The Anointing’ Series (Title of the collection of works background)
The Anointing takes various references from religious iconography and repositions them to redefine the meaning of trust, betrayal, power and secrecy. Mary of Bethany and Mary Magdalene form part of anointing in two ways. The work depicts Mary of Bethany, (known as the ‘sinful woman’) with Mary Magdalene in a gruesome scene. Mary of Bethany is known for having washed Jesus’ feet with perfume and dried them with her hair. Jesus had noted the anointed feet had prepared him for his burial, which was a poignant premonition to the impended doom of his death. Mary Magdalene is known for bearing witness to the crucifixion, burial and resurrection of Jesus. She was first to witness the empty tomb on her way to anoint his body. The empty tomb would be proof of his resurrection, and proof of hope. The women’s faces are celestial and pure, they are calm and angelic with halos. This is in stark contrast to their ease in the brutality of plucking and grasping.

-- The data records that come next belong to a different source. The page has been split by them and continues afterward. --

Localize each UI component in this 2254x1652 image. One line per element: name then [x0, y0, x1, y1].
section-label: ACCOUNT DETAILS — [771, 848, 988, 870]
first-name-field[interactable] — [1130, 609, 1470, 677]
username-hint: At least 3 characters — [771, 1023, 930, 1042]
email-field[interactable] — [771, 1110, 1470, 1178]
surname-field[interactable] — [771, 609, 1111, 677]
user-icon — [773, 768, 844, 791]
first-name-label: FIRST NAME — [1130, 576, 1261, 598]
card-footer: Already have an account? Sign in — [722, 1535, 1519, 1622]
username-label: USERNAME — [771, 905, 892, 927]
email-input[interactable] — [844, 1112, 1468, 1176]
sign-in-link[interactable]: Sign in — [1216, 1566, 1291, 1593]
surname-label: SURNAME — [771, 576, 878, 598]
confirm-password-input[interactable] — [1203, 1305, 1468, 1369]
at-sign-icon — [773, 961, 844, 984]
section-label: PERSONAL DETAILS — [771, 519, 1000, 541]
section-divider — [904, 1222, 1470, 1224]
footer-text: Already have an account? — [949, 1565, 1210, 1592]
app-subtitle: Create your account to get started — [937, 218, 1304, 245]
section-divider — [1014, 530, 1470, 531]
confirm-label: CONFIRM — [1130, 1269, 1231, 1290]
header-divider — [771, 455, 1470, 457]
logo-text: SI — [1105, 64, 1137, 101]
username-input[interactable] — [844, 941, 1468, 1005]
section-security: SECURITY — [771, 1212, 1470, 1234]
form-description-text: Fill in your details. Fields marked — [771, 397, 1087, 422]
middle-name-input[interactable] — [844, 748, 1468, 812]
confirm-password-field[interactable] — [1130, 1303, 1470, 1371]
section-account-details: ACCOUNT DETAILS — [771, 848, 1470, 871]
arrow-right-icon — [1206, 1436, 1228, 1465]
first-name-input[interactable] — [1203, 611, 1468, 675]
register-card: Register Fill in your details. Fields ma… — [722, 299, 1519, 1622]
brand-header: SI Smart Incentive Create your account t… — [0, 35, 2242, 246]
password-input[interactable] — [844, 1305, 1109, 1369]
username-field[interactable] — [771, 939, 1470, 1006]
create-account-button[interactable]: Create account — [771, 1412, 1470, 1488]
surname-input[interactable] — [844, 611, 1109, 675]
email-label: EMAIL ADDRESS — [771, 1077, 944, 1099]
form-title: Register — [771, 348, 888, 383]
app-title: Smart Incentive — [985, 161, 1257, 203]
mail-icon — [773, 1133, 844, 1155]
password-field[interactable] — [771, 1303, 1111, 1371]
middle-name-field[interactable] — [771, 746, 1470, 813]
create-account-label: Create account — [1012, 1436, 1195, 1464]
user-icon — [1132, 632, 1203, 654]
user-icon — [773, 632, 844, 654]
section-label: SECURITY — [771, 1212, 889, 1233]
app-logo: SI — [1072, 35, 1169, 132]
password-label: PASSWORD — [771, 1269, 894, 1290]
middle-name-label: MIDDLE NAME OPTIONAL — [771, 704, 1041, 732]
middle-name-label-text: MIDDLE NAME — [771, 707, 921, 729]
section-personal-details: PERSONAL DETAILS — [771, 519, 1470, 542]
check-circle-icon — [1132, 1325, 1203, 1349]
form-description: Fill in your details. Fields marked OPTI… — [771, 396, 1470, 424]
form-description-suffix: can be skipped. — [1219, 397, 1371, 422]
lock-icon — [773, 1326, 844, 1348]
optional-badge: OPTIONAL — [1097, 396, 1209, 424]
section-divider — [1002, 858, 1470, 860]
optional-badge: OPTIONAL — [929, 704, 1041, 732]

The cockerel is a symbol to renounce darkness by calling in the light of day. The cockerels battle in the scene, as a reflection of two parts of themselves and their identity. This is a premonition to the act of the Mary’s plucking, choking and cut the throat of the bird. They aim to silence him which reinforces both denial and betrayal. This destroys the Christ-like promise that good will overcome evil. The call of repentance is smothered in the brutal act of murder.
Mary Magdalene is known for witnessing the crucifixion, burial and resurrection in the empty tomb on her way to anoint his body. She would be the first to know his resurrection absolved our sins. Yet she takes the blood to anoint instead. The work implies we are sinners driving idealistic world views, based on feeble perceptions. Our human failure is assuming perfection without sin and allowing politics to become the chapel of social worship and salvation to our fate. The brutality asks not necessarily what should have been done, but what are we capable of doing.
Mary of Bethany
Mary of Bethany is known for having washed Jesus’ feet with perfume and dried them with her hair as a preparation for his burial. The blood spilled by the bird becomes the perfume with which Jesus’ body and feet would be washed. The blood anoints the brutality, and it baptizes the animalistic nature of humanity. There is an impending nihilistic view, doomed by power and destruction, the future becomes a political manipulation.